D’abord, un fait que personne n’osait croire il y a un an : sur les 12 derniers mois, le cours d’Intel a grimpé de plus de 300%.

Cette entreprise, il y a un an encore, était le “piège de valeur” le plus classique de Wall Street : nœuds de fabrication en retard sur TSMC de deux générations, activité de fonderie qui a perdu plus de 10 milliards de dollars sur un an, AMD grignotant pas à pas le marché serveurs, et Nvidia la dépassant complètement dans la vague de l’IA. Le marché l’avait presque déjà cataloguée comme une vieille société condamnée : à démanteler, à racheter, ou à mourir lentement. Puis elle est revenue à la vie.

Résultats du T2 2026 : chiffre d’affaires 16,13 milliards de dollars, +25% en glissement annuel, la plus forte croissance trimestrielle en près de 15 ans ; bénéfice par action ajusté de 0,42 dollar, nettement au-dessus des attentes ; bénéfice net Non-GAAP de 2,2 milliards de dollars, retour à la rentabilité. Après la publication du rapport, le cours a brièvement bondi de plus de 13% en séance post-boursière.

Une société qui l’an passé était aux soins intensifs a soudain livré une performance avec une courbe de croissance nettement ascendante. Mais qu’est-ce qui s’est passé entre-temps ? Et surtout : s’agit-il d’une vraie inversion de situation dans la difficulté, ou d’un jeu de “pari” soutenu par un PER de 120 fois ? Pour répondre, il faut d’abord voir clairement trois choses : le business, les aides publiques et l’évaluation.

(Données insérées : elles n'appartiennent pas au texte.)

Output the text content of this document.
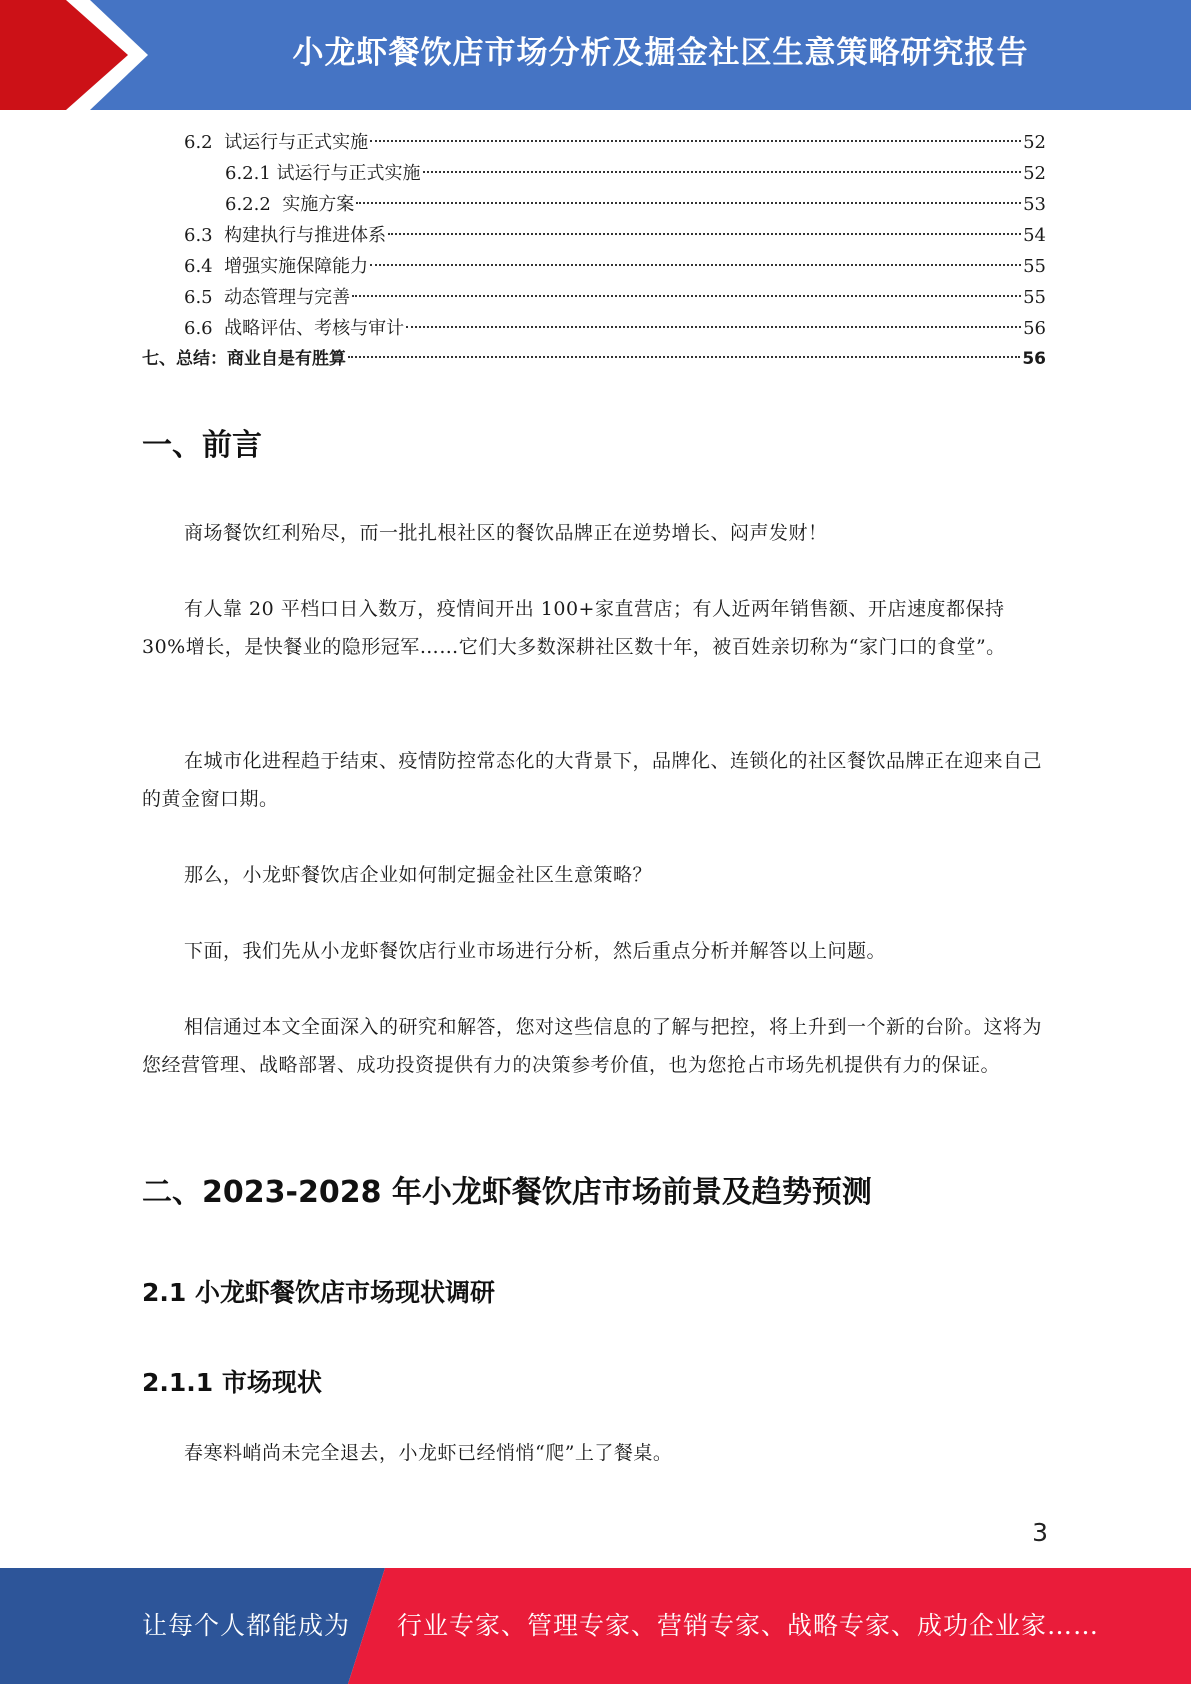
小龙虾餐饮店市场分析及掘金社区生意策略研究报告
6.2  试运行与正式实施	52
6.2.1 试运行与正式实施	52
6.2.2  实施方案	53
6.3  构建执行与推进体系	54
6.4  增强实施保障能力	55
6.5  动态管理与完善	55
6.6  战略评估、考核与审计	56
七、总结：商业自是有胜算	56
一、前言

商场餐饮红利殆尽，而一批扎根社区的餐饮品牌正在逆势增长、闷声发财！

有人靠 20 平档口日入数万，疫情间开出 100+家直营店；有人近两年销售额、开店速度都保持 30%增长，是快餐业的隐形冠军……它们大多数深耕社区数十年，被百姓亲切称为“家门口的食堂”。

在城市化进程趋于结束、疫情防控常态化的大背景下，品牌化、连锁化的社区餐饮品牌正在迎来自己的黄金窗口期。

那么，小龙虾餐饮店企业如何制定掘金社区生意策略？

下面，我们先从小龙虾餐饮店行业市场进行分析，然后重点分析并解答以上问题。

相信通过本文全面深入的研究和解答，您对这些信息的了解与把控，将上升到一个新的台阶。这将为您经营管理、战略部署、成功投资提供有力的决策参考价值，也为您抢占市场先机提供有力的保证。

二、2023-2028 年小龙虾餐饮店市场前景及趋势预测
2.1 小龙虾餐饮店市场现状调研
2.1.1 市场现状

春寒料峭尚未完全退去，小龙虾已经悄悄“爬”上了餐桌。

3
让每个人都能成为 行业专家、管理专家、营销专家、战略专家、成功企业家……
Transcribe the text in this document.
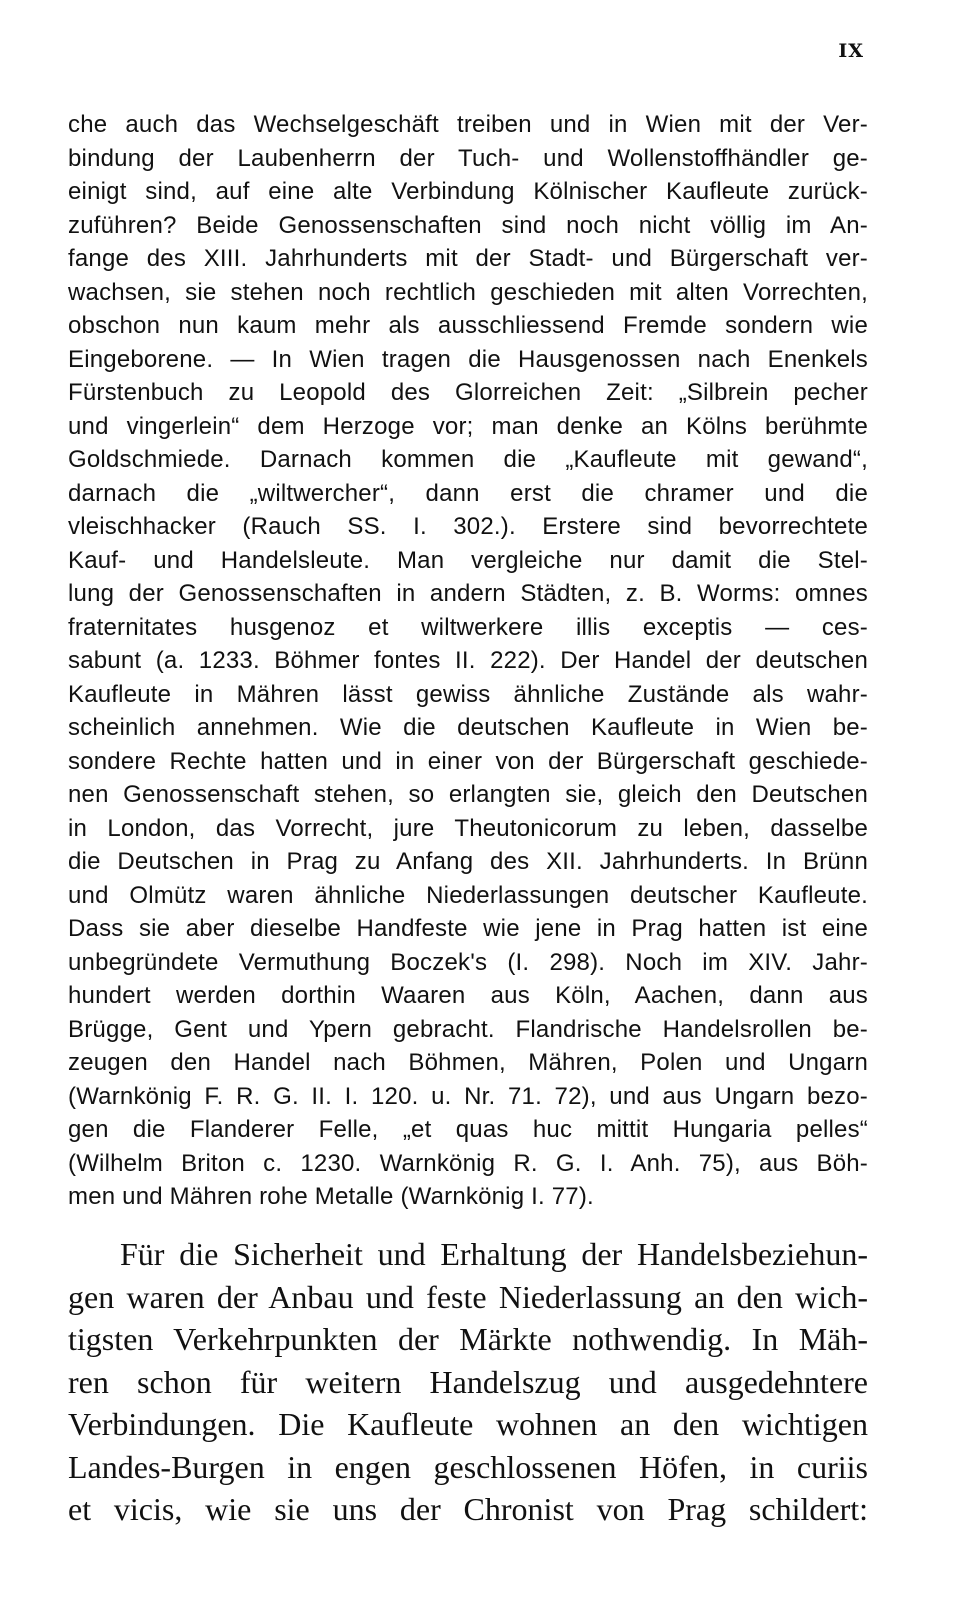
IX
che auch das Wechselgeschäft treiben und in Wien mit der Ver-
bindung der Laubenherrn der Tuch- und Wollenstoffhändler ge-
einigt sind, auf eine alte Verbindung Kölnischer Kaufleute zurück-
zuführen? Beide Genossenschaften sind noch nicht völlig im An-
fange des XIII. Jahrhunderts mit der Stadt- und Bürgerschaft ver-
wachsen, sie stehen noch rechtlich geschieden mit alten Vorrechten,
obschon nun kaum mehr als ausschliessend Fremde sondern wie
Eingeborene. — In Wien tragen die Hausgenossen nach Enenkels
Fürstenbuch zu Leopold des Glorreichen Zeit: „Silbrein pecher
und vingerlein“ dem Herzoge vor; man denke an Kölns berühmte
Goldschmiede. Darnach kommen die „Kaufleute mit gewand“,
darnach die „wiltwercher“, dann erst die chramer und die
vleischhacker (Rauch SS. I. 302.). Erstere sind bevorrechtete
Kauf- und Handelsleute. Man vergleiche nur damit die Stel-
lung der Genossenschaften in andern Städten, z. B. Worms: omnes
fraternitates husgenoz et wiltwerkere illis exceptis — ces-
sabunt (a. 1233. Böhmer fontes II. 222). Der Handel der deutschen
Kaufleute in Mähren lässt gewiss ähnliche Zustände als wahr-
scheinlich annehmen. Wie die deutschen Kaufleute in Wien be-
sondere Rechte hatten und in einer von der Bürgerschaft geschiede-
nen Genossenschaft stehen, so erlangten sie, gleich den Deutschen
in London, das Vorrecht, jure Theutonicorum zu leben, dasselbe
die Deutschen in Prag zu Anfang des XII. Jahrhunderts. In Brünn
und Olmütz waren ähnliche Niederlassungen deutscher Kaufleute.
Dass sie aber dieselbe Handfeste wie jene in Prag hatten ist eine
unbegründete Vermuthung Boczek's (I. 298). Noch im XIV. Jahr-
hundert werden dorthin Waaren aus Köln, Aachen, dann aus
Brügge, Gent und Ypern gebracht. Flandrische Handelsrollen be-
zeugen den Handel nach Böhmen, Mähren, Polen und Ungarn
(Warnkönig F. R. G. II. I. 120. u. Nr. 71. 72), und aus Ungarn bezo-
gen die Flanderer Felle, „et quas huc mittit Hungaria pelles“
(Wilhelm Briton c. 1230. Warnkönig R. G. I. Anh. 75), aus Böh-
men und Mähren rohe Metalle (Warnkönig I. 77).
Für die Sicherheit und Erhaltung der Handelsbeziehun-
gen waren der Anbau und feste Niederlassung an den wich-
tigsten Verkehrpunkten der Märkte nothwendig. In Mäh-
ren schon für weitern Handelszug und ausgedehntere
Verbindungen. Die Kaufleute wohnen an den wichtigen
Landes-Burgen in engen geschlossenen Höfen, in curiis
et vicis, wie sie uns der Chronist von Prag schildert:
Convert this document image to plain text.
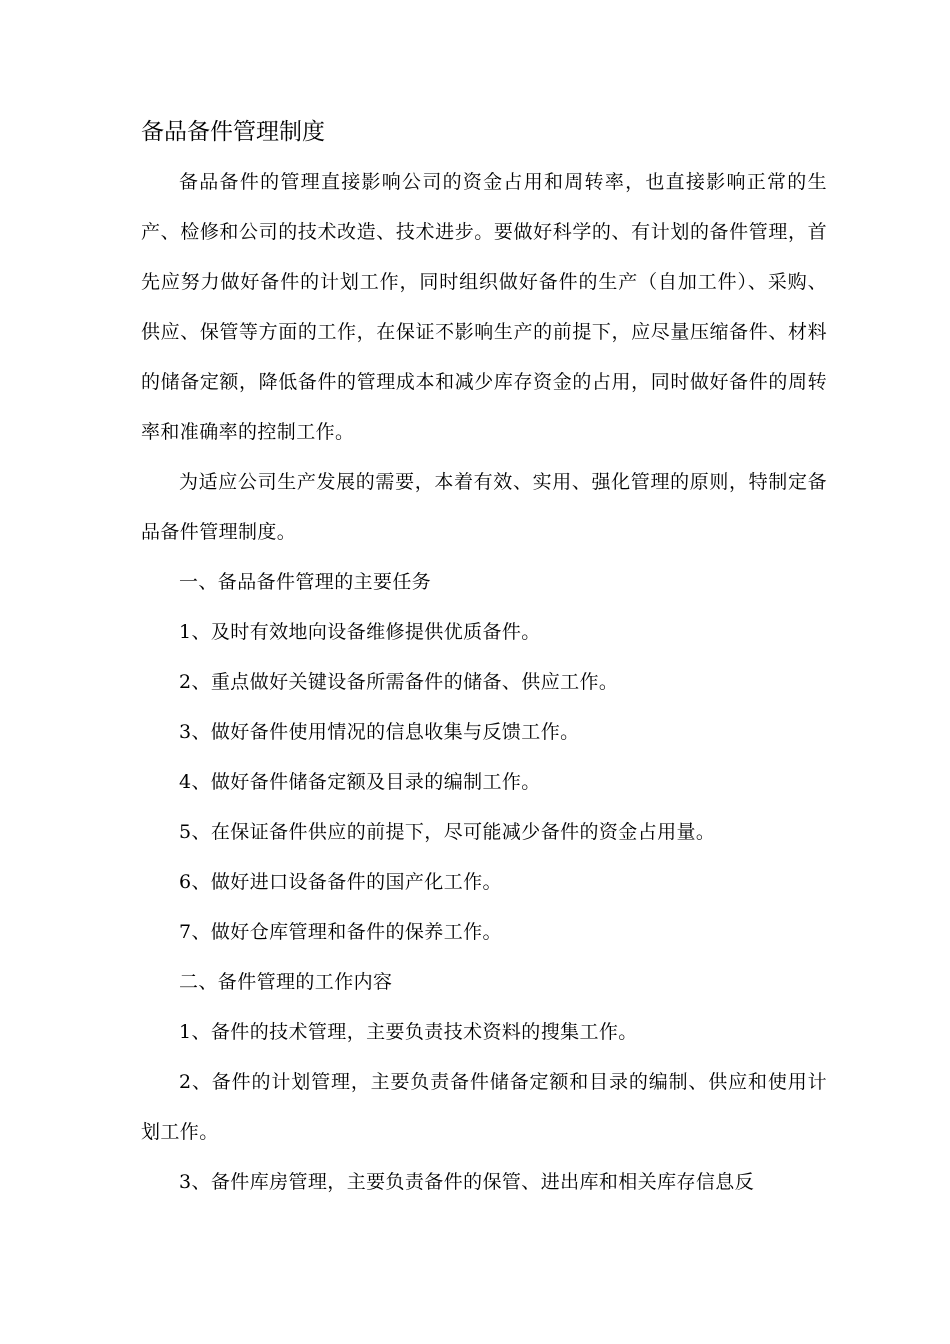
备品备件管理制度

备品备件的管理直接影响公司的资金占用和周转率，也直接影响正常的生产、检修和公司的技术改造、技术进步。要做好科学的、有计划的备件管理，首先应努力做好备件的计划工作，同时组织做好备件的生产（自加工件）、采购、供应、保管等方面的工作，在保证不影响生产的前提下，应尽量压缩备件、材料的储备定额，降低备件的管理成本和减少库存资金的占用，同时做好备件的周转率和准确率的控制工作。

为适应公司生产发展的需要，本着有效、实用、强化管理的原则，特制定备品备件管理制度。

一、备品备件管理的主要任务

1、及时有效地向设备维修提供优质备件。

2、重点做好关键设备所需备件的储备、供应工作。

3、做好备件使用情况的信息收集与反馈工作。

4、做好备件储备定额及目录的编制工作。

5、在保证备件供应的前提下，尽可能减少备件的资金占用量。

6、做好进口设备备件的国产化工作。

7、做好仓库管理和备件的保养工作。

二、备件管理的工作内容

1、备件的技术管理，主要负责技术资料的搜集工作。

2、备件的计划管理，主要负责备件储备定额和目录的编制、供应和使用计划工作。

3、备件库房管理，主要负责备件的保管、进出库和相关库存信息反
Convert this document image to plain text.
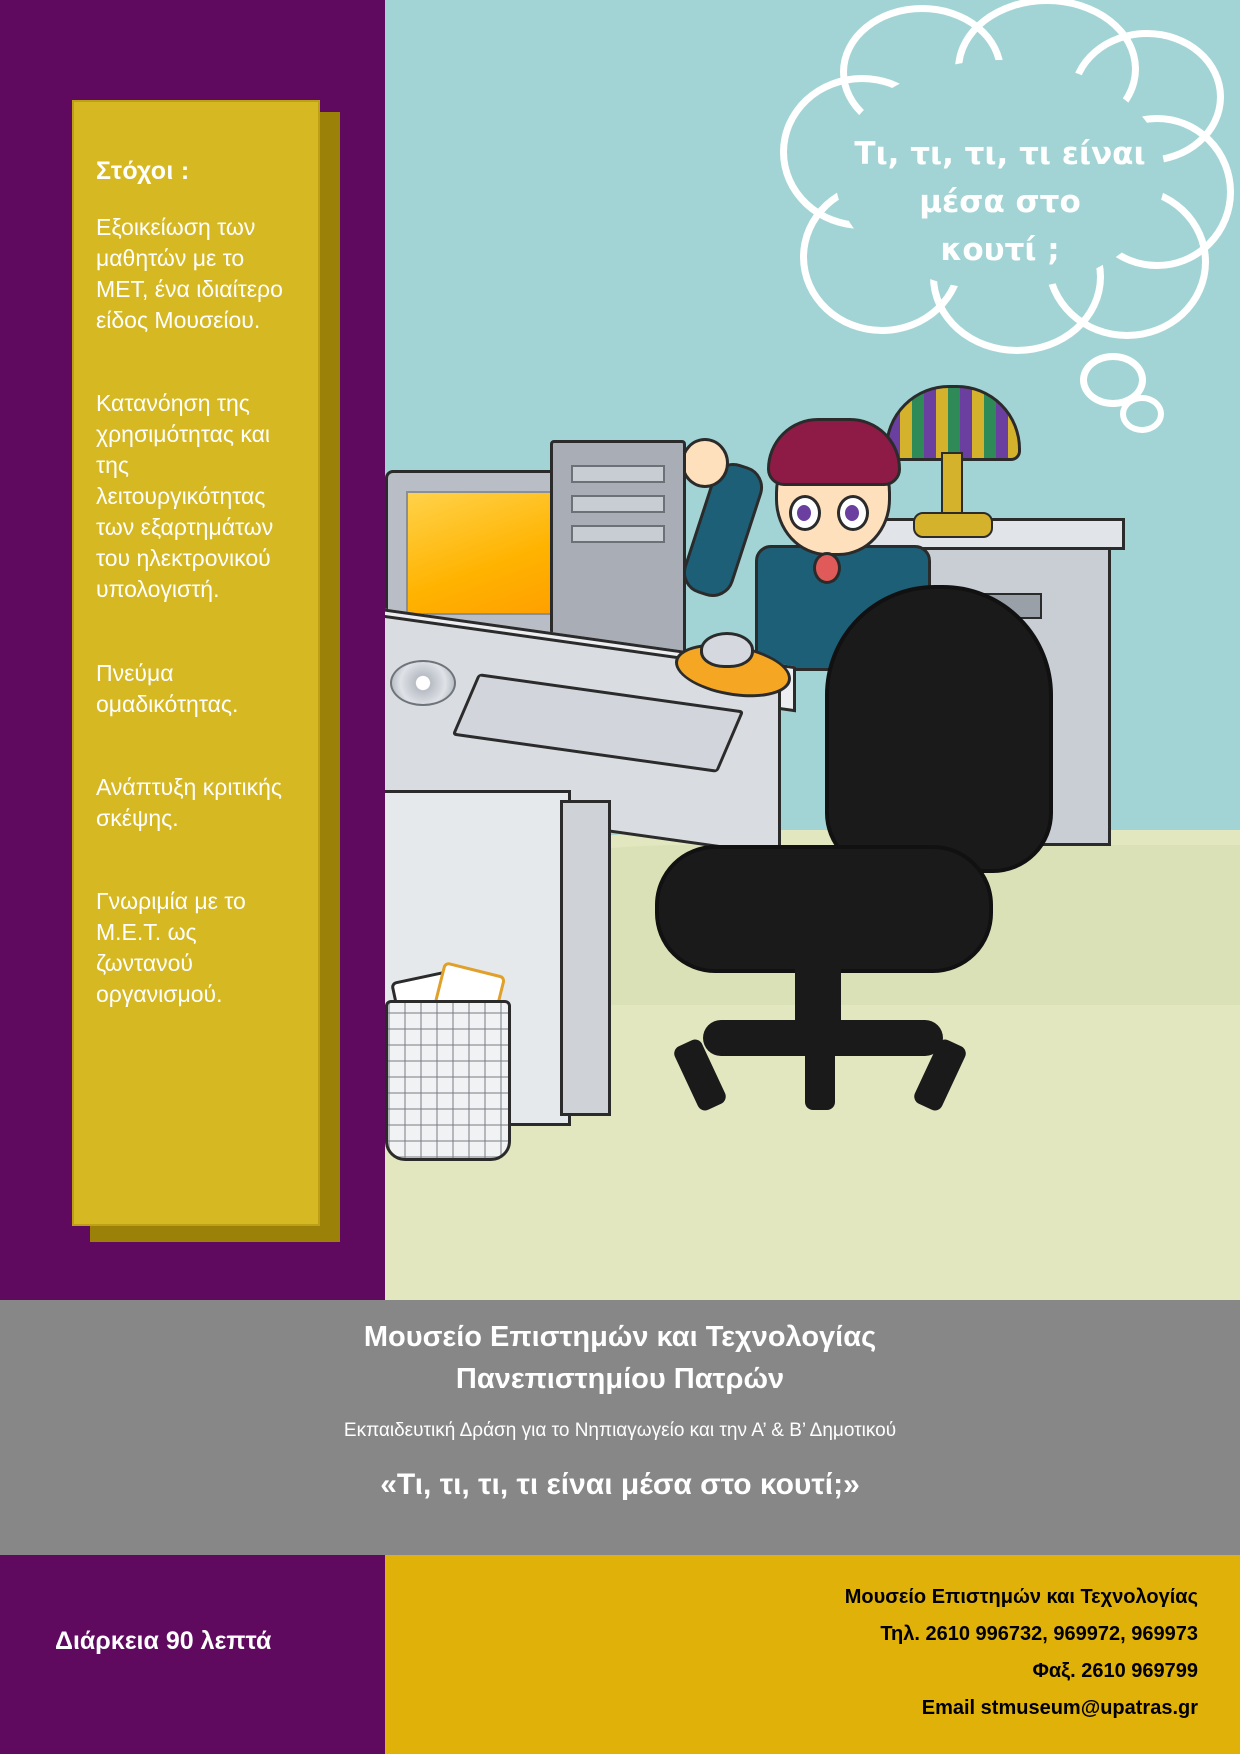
Τι, τι, τι, τι είναι
μέσα στο
κουτί ;
Στόχοι :
Εξοικείωση των μαθητών με το ΜΕΤ, ένα ιδιαίτερο είδος Μουσείου.
Κατανόηση της χρησιμότητας και της λειτουργικότητας των εξαρτημάτων του ηλεκτρονικού υπολογιστή.
Πνεύμα ομαδικότητας.
Ανάπτυξη κριτικής σκέψης.
Γνωριμία με το Μ.Ε.Τ. ως ζωντανού οργανισμού.
Μουσείο Επιστημών και Τεχνολογίας
Πανεπιστημίου Πατρών
Εκπαιδευτική Δράση για το Νηπιαγωγείο και την Α’ & Β’ Δημοτικού
«Τι, τι, τι, τι είναι μέσα στο κουτί;»
Διάρκεια 90 λεπτά
Μουσείο Επιστημών και Τεχνολογίας
Τηλ. 2610 996732, 969972, 969973
Φαξ. 2610 969799
Email stmuseum@upatras.gr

I. Trois lignes d’activité, toutes dans le bon sens

Le bon résultat d’Intel ce trimestre ne tient pas sur une seule ligne : les trois segments montent en même temps. Data Center and AI (DCAI), le plus grand motif de surprise. Chiffre d’affaires 6,3 milliards de dollars, +59% en glissement annuel. C’est le chiffre le plus éclatant de tout le rapport. Ces dernières années, les CPU serveurs d’Intel ont été continuellement “écrasés” par les EPYC d’AMD, avec une perte constante de parts de marché. Mais la vague de l’IA a apporté un dividende inattendu : dans chaque centre de données IA, en plus d’assembler beaucoup de GPU Nvidia, il faut aussi un grand nombre de CPU pour orchestrer les hôtes, faire le prétraitement des données et le calcul général. Plus les capacités de calcul IA explosent, plus la demande en CPU associés augmente. La gamme Xeon d’Intel a justement capté cette vague de “demande d’accompagnement de l’IA”. Client Computing Group (CCG), stabilise le socle. Chiffre d’affaires 8,9 milliards de dollars, +13% en glissement annuel. C’est le segment historique : processeurs pour PC et ordinateurs portables. La vague de renouvellement des “AI PC”, combinée à un redémarrage global du marché PC, a redonné à ce segment autrefois qualifié de “sans croissance” une dynamique à deux chiffres. Intel Foundry, le cœur du récit. Chiffre d’affaires 5,8 milliards de dollars, +31% en glissement annuel. C’est le morceau le plus clé, mais aussi le plus difficile, du récit de “résurrection” d’Intel. La marge brute s’améliore à 41,8% : ce chiffre montre qu’Intel ne fait pas que remonter le chiffre d’affaires, mais répare concrètement la qualité de la rentabilité.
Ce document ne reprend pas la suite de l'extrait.